We have looked online, and a doctor even recommended a “Viagra” for women, that is only available on the internet, but we haven’t tried it just yet, but want to. Any experience out there? If you are thinking “You just need to be more understanding/sympathetic/compassionate… save it. I am the master of those things. Cards/flowers/compliments… I am probably the greatest husband to ever live. Of course that definitely has not always been the case… but in recent years it is.

 

 

Any magic spells up your sleeve?

 

Horny and In-Love.

:love:

 

Hold on there, Tiger. I REALLY do understand you are frustrated. You sound pretty bitter to me....especially in your last paragraph.

 

But read on if you want to know how we recently have overcome that same huge gap .

 

We used to make love like rabbits, but got into a little trouble ourselves in this area. I love my husband, and wanted to physically express that to him in the same way he wanted me. But trying to force that feeling did not help at all. Here is the cycle: The harder I tried to "make it happen" the less sexual I felt. It was just as frustrating for me as it was for him.

 

Did you ever stop to think that your "expectation" and visible disappointment at the lack of more frequent sexual encounters might be one of the very things that drive your spouse into sexual hiding?
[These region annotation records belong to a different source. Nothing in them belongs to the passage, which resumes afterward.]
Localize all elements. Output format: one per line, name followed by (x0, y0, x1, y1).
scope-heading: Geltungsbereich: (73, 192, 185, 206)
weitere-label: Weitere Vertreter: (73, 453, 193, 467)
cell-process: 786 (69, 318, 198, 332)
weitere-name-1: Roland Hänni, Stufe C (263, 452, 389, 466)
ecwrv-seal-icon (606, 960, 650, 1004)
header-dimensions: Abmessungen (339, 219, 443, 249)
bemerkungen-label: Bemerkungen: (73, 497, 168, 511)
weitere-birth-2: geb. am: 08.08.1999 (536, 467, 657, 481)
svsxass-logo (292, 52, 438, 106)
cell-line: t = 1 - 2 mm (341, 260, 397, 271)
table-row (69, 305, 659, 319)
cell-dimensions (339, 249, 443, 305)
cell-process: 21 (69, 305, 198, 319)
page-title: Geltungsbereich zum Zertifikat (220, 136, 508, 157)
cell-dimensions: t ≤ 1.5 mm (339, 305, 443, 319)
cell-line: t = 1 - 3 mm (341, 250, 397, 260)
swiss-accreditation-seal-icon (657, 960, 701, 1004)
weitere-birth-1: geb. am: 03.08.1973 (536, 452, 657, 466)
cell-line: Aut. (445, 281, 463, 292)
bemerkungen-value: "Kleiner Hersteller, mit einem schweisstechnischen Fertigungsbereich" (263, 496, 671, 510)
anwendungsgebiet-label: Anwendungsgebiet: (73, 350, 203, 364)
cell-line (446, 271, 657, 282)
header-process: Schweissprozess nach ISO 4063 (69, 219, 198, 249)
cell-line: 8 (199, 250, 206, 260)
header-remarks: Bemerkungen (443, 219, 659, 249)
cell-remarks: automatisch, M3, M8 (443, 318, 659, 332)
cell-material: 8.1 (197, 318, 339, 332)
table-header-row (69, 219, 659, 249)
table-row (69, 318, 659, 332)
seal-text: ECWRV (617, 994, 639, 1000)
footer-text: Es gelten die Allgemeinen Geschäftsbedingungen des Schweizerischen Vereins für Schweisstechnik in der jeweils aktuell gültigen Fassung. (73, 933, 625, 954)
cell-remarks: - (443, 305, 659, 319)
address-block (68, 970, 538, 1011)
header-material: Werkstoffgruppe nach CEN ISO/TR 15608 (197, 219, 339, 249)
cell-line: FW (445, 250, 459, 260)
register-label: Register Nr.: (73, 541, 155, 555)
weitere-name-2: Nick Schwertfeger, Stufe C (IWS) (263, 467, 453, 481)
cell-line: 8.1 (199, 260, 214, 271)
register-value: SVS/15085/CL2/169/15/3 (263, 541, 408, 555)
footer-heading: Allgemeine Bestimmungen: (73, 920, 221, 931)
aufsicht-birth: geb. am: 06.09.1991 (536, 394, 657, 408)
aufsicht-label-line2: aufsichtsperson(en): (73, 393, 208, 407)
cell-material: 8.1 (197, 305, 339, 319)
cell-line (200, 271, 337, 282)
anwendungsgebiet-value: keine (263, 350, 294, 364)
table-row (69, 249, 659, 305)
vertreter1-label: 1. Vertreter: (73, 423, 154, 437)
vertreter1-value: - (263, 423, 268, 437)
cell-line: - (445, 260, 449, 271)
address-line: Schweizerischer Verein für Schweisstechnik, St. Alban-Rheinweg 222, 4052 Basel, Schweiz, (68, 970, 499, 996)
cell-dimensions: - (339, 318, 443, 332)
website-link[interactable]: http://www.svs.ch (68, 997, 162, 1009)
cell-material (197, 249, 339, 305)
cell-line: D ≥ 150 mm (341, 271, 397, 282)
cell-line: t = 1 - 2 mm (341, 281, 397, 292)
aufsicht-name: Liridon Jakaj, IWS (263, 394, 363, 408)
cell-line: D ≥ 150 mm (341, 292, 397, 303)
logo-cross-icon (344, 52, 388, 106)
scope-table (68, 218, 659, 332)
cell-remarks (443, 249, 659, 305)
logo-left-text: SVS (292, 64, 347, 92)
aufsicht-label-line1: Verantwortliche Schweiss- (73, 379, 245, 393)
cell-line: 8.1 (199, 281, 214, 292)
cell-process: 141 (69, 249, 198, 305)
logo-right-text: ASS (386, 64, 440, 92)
Men are not the only ones that get "Perfomance Anxiety." I guess it is the same way a man can be "let down" when he tries too "hard" to get an erection. Knowing one's husband is "horny" when you don't feel connected to your body can send a gal into panic...NOT a good aphrodisiac. From a woman's standpoint, it doesn't make US feel good about ourselves, either.

 

When she tells you she is not ready, that she finds YOU desirable, but isn't connected to her passion, take her at her word. Whether you can see it "in your book" or not, it is there nonetheless. It is like arguing about your medically induced inability to achieve oragsm. That would be counterproductive. It is physical, and you can't help that. Would you expect her to understand if you went through impotence, that you still loved and desired her but the body wasn't getting the message?

 

What brought you two together initially? Was there an abundance of sex? What changed? How old is she? If she is in her early to mid thirties, she might be going through a hormone imbalance.

 

My husband's MAGIC WAND? Intimacy.....and lots of it. Less pressure, fewer expectations and more REAL closeness (not just cuddling). For a large quantity of us, physical heat is not the path to our passion..connection is. Getting back to the things that made us WANT one another in the first place rekindled the match to my passion. His NOT expecting a "payoff" when we were being close helped me to feel closer to him. It did not happen overnight. I love him even more for his patience and understanding.

 

So, I am sorry to inform you THE WORLDS GREATEST HUSBAND AWARD goes to mine.

 

I hope you two can also find the way back.